Each afternoon, there was one who especially drew Frank’s attention: an old one, his eyebrows fraying away with the heat like tattered moth wings. He walked the same path each day, wearing it down into a seamless pavement, and only by a slight pause at a particular point on the path did Frank know the old man Rivendale was watching him. Listening to him. And that old one’s habitual, everyday patterns were what made Frank wonder if the world might be full of Rivendales, assigned to watch and recruit.
He was beginning — with excitement — to recognize them, to guess at what they were. They would always feed, and feed viciously, but their hunger was so great they would never be filled, no matter how many lives they emptied, no matter how many dying relationships they so intimately observed. Like an internal cancer, their bland surfaces concealed an inner, parasitic excitement. They could not generate their own. They couldn’t even generate their own kind; they had to infect others in order to multiply.
Frank had always imagined their type to be feral, with impossibly long teeth and foul, blood-tainted breath. But they had manners, promising a better life and a cold excitement one need not work for.
He was, after all, one of them. A Rivendale by habit, if not by blood. The thought terrified.
The thing he would remember most was the room and the way she looked curled up in bed, her bald head rising weakly over her shoulders.
“I have to leave, Cathy. This is crazy.”
He’d been packing for fifteen minutes, hoping she’d say something. But the only sounds in the room were those of the shirts and pants being pulled from drawers and collapsed haphazardly into his suitcase. And the sound the breeze from the window made, pushing out the heavy brocade curtains, making the tiny leaf and shell pattern breathe, sigh, the tiny mouths chatter.
And the sound of her last gasp, her last breath trying to escape the confines of the room, escape the family home before their mouths caught her and fed.
“Cathy . . .” Shadows moved behind the bed. It bothered him he couldn’t see her eyes. “There was no love anyway . . . you understand what I’m saying?” Tiny red eyes flickered in the darkness. Dozens of pairs. “The fighting is the only thing that kept us together; it kept the boredom away. And I haven’t felt like fighting you for some time.” The quiet plucked at his nerves. “Cathy?”

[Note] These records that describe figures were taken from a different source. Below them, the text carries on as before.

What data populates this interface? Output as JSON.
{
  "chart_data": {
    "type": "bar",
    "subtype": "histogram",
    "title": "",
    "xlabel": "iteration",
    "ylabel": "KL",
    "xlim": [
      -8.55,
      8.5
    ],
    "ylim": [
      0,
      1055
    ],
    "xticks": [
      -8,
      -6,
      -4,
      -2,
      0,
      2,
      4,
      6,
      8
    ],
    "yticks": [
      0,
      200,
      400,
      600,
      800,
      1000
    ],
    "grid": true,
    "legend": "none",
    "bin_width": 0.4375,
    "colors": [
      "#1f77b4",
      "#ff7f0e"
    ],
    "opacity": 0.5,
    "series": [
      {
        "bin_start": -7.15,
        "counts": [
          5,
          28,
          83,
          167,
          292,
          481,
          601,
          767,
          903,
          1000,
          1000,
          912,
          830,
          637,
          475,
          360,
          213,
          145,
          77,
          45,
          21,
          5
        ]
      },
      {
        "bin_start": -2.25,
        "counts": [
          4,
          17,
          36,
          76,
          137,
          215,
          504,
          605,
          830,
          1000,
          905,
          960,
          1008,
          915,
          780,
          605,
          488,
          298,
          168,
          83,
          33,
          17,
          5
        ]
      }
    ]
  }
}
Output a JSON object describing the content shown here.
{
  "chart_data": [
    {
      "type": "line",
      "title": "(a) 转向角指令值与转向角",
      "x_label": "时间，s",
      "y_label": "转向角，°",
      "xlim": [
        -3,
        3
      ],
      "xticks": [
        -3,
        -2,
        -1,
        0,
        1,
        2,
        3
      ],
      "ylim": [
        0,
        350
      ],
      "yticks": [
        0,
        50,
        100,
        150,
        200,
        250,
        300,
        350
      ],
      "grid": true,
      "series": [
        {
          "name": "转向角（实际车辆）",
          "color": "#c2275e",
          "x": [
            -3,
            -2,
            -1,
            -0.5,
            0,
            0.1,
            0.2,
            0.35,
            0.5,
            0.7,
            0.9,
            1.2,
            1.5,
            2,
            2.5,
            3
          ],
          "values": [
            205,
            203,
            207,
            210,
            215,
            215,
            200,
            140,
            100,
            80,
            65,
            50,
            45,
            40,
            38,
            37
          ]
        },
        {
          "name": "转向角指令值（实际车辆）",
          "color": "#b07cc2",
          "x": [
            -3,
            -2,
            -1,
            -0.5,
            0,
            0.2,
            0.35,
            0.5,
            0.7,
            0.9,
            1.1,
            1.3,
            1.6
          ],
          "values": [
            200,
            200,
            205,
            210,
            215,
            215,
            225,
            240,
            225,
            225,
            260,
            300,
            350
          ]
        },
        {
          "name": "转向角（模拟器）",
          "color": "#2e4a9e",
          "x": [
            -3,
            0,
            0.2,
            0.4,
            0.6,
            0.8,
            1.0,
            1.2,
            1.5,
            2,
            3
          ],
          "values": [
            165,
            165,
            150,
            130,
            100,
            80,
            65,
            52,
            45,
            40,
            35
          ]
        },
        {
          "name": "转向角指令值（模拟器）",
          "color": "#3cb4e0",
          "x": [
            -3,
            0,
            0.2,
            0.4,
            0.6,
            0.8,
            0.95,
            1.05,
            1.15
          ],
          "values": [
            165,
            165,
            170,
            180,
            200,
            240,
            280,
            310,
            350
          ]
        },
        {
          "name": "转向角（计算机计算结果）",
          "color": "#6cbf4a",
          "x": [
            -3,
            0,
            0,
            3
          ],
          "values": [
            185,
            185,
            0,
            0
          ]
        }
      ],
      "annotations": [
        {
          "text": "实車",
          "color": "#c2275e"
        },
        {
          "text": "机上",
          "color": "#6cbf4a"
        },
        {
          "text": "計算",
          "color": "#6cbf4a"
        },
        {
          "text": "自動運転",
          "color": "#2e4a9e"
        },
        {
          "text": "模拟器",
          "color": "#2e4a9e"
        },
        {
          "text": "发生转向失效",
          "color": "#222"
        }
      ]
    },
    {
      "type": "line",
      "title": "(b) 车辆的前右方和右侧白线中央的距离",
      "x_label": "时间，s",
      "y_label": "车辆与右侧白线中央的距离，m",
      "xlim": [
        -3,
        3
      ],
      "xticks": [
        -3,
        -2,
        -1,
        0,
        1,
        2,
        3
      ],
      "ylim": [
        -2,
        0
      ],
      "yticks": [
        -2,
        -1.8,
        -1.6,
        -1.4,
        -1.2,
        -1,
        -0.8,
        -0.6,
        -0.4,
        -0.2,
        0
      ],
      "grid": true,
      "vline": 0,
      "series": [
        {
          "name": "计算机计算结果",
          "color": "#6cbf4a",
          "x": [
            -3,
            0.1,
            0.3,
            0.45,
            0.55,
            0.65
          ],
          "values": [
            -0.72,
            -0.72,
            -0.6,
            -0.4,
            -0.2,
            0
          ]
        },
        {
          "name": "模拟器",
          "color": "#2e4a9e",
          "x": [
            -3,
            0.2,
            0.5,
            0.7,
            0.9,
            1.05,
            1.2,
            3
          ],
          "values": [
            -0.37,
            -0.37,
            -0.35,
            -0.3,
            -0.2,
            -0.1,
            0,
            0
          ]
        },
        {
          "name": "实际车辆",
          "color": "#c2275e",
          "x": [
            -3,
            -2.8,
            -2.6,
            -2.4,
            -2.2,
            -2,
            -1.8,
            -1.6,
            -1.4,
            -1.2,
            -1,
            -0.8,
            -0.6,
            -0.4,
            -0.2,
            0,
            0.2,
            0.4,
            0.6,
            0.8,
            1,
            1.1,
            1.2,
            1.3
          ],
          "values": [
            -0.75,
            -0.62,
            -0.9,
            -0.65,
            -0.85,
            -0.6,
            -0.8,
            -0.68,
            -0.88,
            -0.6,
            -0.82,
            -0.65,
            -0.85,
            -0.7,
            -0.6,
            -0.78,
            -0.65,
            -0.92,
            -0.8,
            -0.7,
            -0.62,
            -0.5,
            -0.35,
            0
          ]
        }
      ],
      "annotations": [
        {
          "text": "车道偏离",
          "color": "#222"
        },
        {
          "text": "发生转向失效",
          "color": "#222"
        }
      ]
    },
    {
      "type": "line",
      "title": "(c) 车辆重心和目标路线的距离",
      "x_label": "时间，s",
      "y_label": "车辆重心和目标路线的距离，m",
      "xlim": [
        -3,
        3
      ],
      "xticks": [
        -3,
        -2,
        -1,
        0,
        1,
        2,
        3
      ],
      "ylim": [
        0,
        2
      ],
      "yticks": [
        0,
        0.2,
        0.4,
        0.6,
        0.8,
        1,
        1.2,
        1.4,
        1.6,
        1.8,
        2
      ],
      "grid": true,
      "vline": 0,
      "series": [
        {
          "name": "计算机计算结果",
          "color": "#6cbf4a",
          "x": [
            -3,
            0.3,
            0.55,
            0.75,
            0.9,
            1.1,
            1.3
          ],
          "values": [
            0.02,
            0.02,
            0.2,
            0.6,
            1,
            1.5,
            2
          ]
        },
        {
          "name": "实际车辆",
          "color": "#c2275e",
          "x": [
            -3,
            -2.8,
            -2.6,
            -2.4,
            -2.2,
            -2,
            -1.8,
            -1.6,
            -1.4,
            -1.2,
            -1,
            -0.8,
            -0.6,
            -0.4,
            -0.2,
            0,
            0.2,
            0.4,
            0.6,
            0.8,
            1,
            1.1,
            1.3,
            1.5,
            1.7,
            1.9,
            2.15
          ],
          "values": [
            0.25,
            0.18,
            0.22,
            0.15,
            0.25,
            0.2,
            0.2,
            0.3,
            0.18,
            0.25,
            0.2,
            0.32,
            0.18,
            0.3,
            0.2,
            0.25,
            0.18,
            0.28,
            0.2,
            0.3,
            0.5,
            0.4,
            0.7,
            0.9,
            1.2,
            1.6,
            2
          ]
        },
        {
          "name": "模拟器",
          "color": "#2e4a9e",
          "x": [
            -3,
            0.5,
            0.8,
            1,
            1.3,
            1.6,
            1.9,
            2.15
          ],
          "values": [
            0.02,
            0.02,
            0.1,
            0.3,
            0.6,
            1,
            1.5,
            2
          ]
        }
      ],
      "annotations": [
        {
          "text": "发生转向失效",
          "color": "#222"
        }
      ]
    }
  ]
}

He stopped putting his things into the suitcase. He let several pairs of socks fall to the floor. There were tiny red eyes fading into the shadows. And mouths. There was no other excitement out there for him; he couldn’t do it on his own. No other defense against the awesome, all-encompassing boredom. The Rivendales had judged him well.
Cathy shifted in the bed. He could see the shadow of her terrible, swollen belly as it pushed against the dusty sheets and raised the heavy covers. He could see the paleness of her skin. He could see her teeth. But he could not hear her breathe. He lifted his knee and began the long climb across the bedspread, his hands shaking, yet anxious to give themselves up for her.
He would remember the bite marks in the cool night air, the mouths in the dark brocade. He would remember his last moment of panic just before he gave himself up to this new excitement. The thing he would remember most was the room.